In the 4-year update from last year’s ASCO, there was also a jump in the complete response percentage as well. Was that consistent with the 5-year data? Did that increase, it was 21% at 4 years, right?

That number continues to go up from last year’s data [5], so we now have an overall complete response rate of 32% with the combination therapy. That’s not really surprising. We can see depth of response improve with time with BTK inhibitors. It’s also not really a surprise that obinutuzumab leads to deeper responses because it is typical of BTK inhibitors to have residual lymphocytosis or a small volume of disease for long periods of time.

However, it is nice to see those responses continuing to deepen with time. But, with regards to BTK inhibitors, the depth of response doesn’t always correlate to the duration of disease control. So, whether that depth of response makes a huge difference or not, I think still remains to be seen.

Is this the final analysis of this data set?

No, we will have ongoing follow-up due to regulatory interest in long-term outcomes of the study. So I anticipate that we will continue to be able to provide further updates with time.

What are the next steps?

There’s a lot going on in CLL right now and I think we’re seeing early outputs of BTK in combination with venetoclax. Most of those are ibrutinib based BTK studies, but I think we will soon have acalabrutinib in combination with venetoclax readouts coming as well. And so I think that we have BTK inhibitor with anti-CD20, I think we’ll have BTK inhibitors with BCL-2, we have BCL-2 with anti-CD20.

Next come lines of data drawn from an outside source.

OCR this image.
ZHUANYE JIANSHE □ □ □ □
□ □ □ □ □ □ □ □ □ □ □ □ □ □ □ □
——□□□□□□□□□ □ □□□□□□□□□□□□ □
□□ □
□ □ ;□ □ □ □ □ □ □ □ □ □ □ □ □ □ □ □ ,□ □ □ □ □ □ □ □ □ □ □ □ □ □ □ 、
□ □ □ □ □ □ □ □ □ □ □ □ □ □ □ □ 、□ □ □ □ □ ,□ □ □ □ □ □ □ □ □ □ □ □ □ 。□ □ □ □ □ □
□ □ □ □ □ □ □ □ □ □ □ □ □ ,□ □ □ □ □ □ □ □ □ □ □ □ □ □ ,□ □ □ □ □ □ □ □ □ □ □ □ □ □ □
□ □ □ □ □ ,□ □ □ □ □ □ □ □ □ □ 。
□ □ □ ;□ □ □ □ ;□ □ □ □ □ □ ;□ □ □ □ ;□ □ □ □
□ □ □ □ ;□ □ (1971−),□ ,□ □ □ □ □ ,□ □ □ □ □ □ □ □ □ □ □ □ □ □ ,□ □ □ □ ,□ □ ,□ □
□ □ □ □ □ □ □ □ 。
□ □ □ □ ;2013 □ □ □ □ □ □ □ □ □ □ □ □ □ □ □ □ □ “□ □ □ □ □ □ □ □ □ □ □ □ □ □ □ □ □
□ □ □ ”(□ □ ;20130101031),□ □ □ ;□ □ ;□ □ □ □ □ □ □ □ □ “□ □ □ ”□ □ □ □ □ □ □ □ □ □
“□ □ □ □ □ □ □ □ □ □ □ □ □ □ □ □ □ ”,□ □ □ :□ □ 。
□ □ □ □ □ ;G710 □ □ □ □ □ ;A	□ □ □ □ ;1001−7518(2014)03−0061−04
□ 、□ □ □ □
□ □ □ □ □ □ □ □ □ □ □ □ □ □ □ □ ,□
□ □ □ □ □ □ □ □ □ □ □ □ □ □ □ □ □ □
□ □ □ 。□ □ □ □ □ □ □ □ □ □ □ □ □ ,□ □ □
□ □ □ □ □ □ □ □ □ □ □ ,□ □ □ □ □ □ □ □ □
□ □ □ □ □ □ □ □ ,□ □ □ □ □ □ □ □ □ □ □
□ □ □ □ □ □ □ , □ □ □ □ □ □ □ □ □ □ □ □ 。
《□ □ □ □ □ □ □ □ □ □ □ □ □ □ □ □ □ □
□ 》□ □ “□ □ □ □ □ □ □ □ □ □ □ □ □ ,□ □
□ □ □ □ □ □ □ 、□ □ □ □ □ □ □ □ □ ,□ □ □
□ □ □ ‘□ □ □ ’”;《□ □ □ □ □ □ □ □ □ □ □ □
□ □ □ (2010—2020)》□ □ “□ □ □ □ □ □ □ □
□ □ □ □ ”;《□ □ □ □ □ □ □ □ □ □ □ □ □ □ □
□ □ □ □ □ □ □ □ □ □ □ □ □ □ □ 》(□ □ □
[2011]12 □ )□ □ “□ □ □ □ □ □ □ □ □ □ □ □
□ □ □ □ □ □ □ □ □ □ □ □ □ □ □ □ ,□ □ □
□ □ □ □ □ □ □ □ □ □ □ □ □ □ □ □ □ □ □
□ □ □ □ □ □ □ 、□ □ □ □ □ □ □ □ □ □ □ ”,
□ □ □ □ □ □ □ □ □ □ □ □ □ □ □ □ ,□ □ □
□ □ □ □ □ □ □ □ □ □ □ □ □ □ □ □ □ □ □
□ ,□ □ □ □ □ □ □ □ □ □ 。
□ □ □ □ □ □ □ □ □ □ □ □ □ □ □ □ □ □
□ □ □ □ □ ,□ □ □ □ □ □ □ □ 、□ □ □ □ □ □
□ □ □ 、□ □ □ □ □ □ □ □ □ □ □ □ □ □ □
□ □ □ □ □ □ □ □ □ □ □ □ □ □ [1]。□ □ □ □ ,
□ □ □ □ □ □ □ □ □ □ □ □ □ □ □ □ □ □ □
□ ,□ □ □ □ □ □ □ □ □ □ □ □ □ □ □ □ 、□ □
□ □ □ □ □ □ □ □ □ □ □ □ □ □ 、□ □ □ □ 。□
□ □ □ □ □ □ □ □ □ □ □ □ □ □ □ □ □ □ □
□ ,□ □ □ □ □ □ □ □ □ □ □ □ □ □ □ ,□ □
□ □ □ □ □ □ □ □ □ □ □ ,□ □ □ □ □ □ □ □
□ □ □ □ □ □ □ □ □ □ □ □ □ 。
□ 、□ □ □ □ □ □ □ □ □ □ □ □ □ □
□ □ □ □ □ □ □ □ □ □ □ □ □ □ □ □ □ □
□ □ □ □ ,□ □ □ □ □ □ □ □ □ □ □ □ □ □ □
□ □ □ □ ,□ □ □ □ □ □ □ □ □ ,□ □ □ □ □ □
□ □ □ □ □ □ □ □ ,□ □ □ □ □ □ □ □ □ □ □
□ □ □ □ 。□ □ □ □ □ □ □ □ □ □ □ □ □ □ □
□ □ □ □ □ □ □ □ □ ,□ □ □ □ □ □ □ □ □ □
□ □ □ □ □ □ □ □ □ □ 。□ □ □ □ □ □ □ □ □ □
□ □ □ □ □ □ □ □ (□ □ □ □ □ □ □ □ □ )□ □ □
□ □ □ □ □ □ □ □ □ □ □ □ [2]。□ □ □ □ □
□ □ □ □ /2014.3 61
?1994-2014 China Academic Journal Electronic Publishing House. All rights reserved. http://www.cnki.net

I’m very excited. The MAGIC study, which compares acalabrutinib + venetoclax to obinutuzumab +  venetoclax, is asking what is the more strategic partner with venetoclax, is it a BTK inhibitor or an anti-CD20 antibody? And we’re getting additional outputs from German CLL13, the UK FLAIR study, and so forth.

I think that we’re continuing to see refinement of optimal first-line treatment strategies. And then in the salvage setting soon to have approval of third-generation BTK inhibitors, the non-covalent reversible inhibitors that can be appropriate salvage options for patients with prior BTK exposure, earlier on are the BTK degraders. We will soon going to be seeing additional Bcl-2 inhibitors, so there is a lot of progress still being made.